If you pick a hot plate up while not paying attention your brain gives you a split second to choose if this is 'really' want you want to be holding if you don't 'respond' it will assume you would want to make the same choice as last time and drop the plate, yet it is clearly possible to hold a hot plate for as long as you choose, say some one offered a million pounds to you to hold it you would right?, and as long as with each time a choice appeared in your brain you chose 'yes' to keep holding the plate, it cannot be dropped!!!

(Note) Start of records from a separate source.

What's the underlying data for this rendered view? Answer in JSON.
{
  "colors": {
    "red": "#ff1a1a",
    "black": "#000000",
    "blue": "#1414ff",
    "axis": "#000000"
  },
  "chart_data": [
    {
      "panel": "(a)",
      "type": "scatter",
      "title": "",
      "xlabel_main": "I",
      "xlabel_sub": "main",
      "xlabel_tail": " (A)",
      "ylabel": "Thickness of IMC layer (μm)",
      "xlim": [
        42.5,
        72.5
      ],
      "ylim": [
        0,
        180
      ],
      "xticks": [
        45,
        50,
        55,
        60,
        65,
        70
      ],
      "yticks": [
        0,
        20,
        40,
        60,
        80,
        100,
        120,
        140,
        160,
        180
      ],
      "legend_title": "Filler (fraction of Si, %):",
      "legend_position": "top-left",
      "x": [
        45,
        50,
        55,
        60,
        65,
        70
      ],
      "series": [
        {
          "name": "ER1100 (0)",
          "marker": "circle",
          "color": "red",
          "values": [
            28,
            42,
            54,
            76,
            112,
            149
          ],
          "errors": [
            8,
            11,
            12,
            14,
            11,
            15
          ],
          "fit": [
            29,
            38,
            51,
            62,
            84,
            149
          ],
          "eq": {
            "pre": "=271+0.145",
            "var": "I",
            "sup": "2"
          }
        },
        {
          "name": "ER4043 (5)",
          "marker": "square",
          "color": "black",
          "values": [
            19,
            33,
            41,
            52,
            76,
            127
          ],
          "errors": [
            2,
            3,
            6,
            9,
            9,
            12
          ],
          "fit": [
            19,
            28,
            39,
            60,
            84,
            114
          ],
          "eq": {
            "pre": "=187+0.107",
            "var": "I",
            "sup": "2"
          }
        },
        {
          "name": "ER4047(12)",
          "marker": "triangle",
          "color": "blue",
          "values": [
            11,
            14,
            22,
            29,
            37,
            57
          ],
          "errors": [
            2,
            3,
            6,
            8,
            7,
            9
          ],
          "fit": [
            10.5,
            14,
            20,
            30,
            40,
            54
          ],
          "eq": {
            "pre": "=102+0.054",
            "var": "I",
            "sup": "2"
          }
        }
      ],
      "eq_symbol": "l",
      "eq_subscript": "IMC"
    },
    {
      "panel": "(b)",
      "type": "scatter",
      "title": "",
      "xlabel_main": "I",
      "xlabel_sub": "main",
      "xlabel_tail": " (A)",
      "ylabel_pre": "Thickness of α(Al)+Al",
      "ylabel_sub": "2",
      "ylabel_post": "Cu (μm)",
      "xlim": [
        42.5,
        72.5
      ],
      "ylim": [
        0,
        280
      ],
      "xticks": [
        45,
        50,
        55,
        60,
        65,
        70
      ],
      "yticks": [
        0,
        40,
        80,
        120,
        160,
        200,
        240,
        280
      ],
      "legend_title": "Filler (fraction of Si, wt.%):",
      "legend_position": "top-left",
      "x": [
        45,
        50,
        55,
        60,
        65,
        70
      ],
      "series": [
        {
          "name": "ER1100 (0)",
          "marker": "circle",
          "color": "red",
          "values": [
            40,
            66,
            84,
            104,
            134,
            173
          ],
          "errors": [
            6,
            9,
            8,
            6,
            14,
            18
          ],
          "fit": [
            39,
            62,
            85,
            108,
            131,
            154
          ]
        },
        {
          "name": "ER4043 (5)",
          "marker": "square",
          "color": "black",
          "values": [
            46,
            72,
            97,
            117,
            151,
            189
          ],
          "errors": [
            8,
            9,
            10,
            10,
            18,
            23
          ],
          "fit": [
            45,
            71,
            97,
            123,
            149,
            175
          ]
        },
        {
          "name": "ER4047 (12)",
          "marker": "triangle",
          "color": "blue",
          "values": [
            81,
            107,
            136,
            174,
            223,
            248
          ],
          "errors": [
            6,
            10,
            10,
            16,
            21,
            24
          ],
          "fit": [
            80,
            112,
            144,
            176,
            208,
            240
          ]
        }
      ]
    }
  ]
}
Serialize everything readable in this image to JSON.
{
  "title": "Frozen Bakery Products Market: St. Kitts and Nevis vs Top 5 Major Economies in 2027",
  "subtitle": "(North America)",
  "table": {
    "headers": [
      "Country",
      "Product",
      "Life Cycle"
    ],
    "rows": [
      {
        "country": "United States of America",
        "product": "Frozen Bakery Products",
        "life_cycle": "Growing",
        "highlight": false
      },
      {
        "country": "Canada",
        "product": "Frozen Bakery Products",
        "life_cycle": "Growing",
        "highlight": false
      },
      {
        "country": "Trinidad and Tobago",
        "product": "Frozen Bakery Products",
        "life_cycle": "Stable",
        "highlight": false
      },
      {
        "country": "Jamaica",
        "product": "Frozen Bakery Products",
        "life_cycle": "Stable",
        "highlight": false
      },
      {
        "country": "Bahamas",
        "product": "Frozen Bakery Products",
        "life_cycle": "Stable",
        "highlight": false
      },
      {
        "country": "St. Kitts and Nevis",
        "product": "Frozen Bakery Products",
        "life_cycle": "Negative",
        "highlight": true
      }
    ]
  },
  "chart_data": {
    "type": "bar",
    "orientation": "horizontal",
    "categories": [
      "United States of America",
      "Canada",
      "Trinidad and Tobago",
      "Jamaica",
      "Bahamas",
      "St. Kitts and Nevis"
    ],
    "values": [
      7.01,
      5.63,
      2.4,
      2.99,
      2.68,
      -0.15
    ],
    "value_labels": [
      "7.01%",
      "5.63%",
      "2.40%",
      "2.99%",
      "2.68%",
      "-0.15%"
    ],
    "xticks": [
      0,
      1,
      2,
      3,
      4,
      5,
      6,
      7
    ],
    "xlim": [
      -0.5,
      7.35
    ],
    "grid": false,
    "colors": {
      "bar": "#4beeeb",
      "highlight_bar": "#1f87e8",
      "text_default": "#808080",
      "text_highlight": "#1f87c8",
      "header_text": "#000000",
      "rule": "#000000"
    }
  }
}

So to overcome any anxiety or fear simple choose the 'blue positive ball' once the choice is made your body does the rest and responds once again to your command to give you exactly what you need to deal with your choice, big or small!! The most important thing is to CHOOSE, don't pretend to actually do it!!!

Its so important to remember that you may be confronted with these choices
many many times before you feel safe enough to not choose and allow your brain to simple do it for you!!! It needs to no for certain that without question this will always be the choice you want to make in order to protect you!!!
Once it nows this it wont ask you again!!

If you only choose 'positive' you 'cannot' feel 'negative' it is impossible the only way this can happen is when the choice appears again you choose the wrong one or don't choose!!! Its so simple pick and stick!

You cannot feel anxious unless you choose to trust me!!! Choose positively and you will be cured from the moment you do!!!!!!!!!!!!!!!!!!!!!